链路追踪数据收集与导出
一、链路数据收集方案
在 Kubernetes 中部署应用进行链路追踪数据收集,常见有两种方案:
1、基于 Instrumentation Operator 的自动注入(自动埋点)
通过部署 OpenTelemetry Operator,并创建 Instrumentation 自定义资源(CRD),实现对应用容器的自动注入 SDK 或 Sidecar,从而无需修改应用代码即可采集追踪数据。适合需要快速接入、统一管理、降低改造成本的场景。
2、手动在应用中集成 OpenTelemetry SDK(手动埋点)
在应用程序代码中直接引入 OpenTelemetry SDK,手动埋点关键业务逻辑,控制 trace span 的粒度和内容,并将数据通过 OTLP(OpenTelemetry Protocol)协议导出到后端(如 OpenTelemetry Collector、Jaeger、Tempo 等)。适合需要精准控制追踪数据质量或已有自定义采集需求的场景。

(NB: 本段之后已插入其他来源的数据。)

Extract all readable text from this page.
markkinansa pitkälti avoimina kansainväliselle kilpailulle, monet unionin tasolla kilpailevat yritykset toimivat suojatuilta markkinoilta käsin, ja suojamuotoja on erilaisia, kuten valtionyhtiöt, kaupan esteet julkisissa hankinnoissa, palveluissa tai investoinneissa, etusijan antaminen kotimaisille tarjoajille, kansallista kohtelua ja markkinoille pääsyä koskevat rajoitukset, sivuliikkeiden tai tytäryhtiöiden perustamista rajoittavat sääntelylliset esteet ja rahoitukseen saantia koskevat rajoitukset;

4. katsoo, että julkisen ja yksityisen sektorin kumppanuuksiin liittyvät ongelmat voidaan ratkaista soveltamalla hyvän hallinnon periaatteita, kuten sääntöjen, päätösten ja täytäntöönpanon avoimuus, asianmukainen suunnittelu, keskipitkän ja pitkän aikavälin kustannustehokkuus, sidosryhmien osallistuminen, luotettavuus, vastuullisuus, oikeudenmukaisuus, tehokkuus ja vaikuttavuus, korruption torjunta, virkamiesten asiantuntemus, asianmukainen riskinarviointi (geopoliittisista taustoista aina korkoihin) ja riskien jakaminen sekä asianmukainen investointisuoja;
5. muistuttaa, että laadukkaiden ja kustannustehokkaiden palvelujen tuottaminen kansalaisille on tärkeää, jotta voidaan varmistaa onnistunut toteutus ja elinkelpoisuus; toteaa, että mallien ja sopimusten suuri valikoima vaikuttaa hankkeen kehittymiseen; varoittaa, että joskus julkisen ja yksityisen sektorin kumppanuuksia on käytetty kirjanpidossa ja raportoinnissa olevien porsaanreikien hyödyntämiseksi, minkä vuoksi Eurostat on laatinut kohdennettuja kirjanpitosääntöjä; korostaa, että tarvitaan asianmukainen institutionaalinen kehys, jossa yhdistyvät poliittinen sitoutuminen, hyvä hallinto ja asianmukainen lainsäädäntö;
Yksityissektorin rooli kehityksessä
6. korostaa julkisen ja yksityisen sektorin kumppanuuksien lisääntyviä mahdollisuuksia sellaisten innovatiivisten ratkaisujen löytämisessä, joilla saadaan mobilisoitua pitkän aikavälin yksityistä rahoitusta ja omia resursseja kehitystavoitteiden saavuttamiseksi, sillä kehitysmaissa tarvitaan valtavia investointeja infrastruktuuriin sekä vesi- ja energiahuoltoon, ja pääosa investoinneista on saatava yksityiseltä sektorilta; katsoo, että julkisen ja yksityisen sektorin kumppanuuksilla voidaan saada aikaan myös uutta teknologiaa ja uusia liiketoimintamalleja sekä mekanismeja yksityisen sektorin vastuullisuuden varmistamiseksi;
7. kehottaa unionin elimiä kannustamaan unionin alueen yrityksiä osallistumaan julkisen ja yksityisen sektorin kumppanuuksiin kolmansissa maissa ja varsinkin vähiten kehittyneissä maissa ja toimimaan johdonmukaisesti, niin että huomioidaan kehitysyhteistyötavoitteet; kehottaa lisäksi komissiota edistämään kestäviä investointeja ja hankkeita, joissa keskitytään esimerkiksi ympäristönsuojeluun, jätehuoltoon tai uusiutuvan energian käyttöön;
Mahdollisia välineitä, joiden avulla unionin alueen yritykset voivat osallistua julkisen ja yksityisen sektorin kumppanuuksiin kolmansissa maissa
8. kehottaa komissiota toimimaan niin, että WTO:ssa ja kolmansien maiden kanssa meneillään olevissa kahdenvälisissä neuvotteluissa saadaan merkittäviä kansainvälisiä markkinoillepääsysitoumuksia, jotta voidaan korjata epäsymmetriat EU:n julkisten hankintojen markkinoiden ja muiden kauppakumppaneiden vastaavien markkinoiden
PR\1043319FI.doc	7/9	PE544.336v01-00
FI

接下来以Instrumentation Operator自动注入方式演示如何收集并处理数据。
二、部署测试应用
接下来我们部署一个HotROD 演示程序,它内置了OpenTelemetry SDK,我们只需要配置 opentelemetry 接收地址既可,具体可参考文档:
https://github.com/jaegertracing/jaeger/tree/main/examples/hotrod
apiVersion: apps/v1
kind: Deployment
metadata:
name: go-demo
spec:
selector:
matchLabels:
app: go-demo
template:
metadata:
labels:
app: go-demo
spec:
containers:
- name: go-demo
image: jaegertracing/example-hotrod:latest
imagePullPolicy: IfNotPresent
resources:
limits:
memory: "500Mi"
cpu: "200m"
ports:
- containerPort: 8080
env:
- name: OTEL_EXPORTER_OTLP_ENDPOINT # opentelemetry服务地址
value: http://center-collector.opentelemetry.svc:4318
---
apiVersion: v1
kind: Service
metadata:
name: go-demo
spec:
selector:
app: go-demo
ports:
- port: 8080
targetPort: 8080
---
apiVersion: traefik.io/v1alpha1
kind: IngressRoute
metadata:
name: go-demo
spec:
entryPoints:
- web
routes:
- match: Host(`go-demo.cuiliangblog.cn`)
kind: Rule
services:
- name: go-demo
port: 8080
接下来浏览器添加 hosts 解析后访问测试
三、Jaeger方案
3.1Jaeger介绍
Jaeger 是Uber公司研发,后来贡献给CNCF的一个分布式链路追踪软件,主要用于微服务链路追踪。它优点是性能高(能处理大量追踪数据)、部署灵活(支持单节点和分布式部署)、集成方便(兼容 OpenTelemetry),并且可视化能力强,可以快速定位性能瓶颈和故障。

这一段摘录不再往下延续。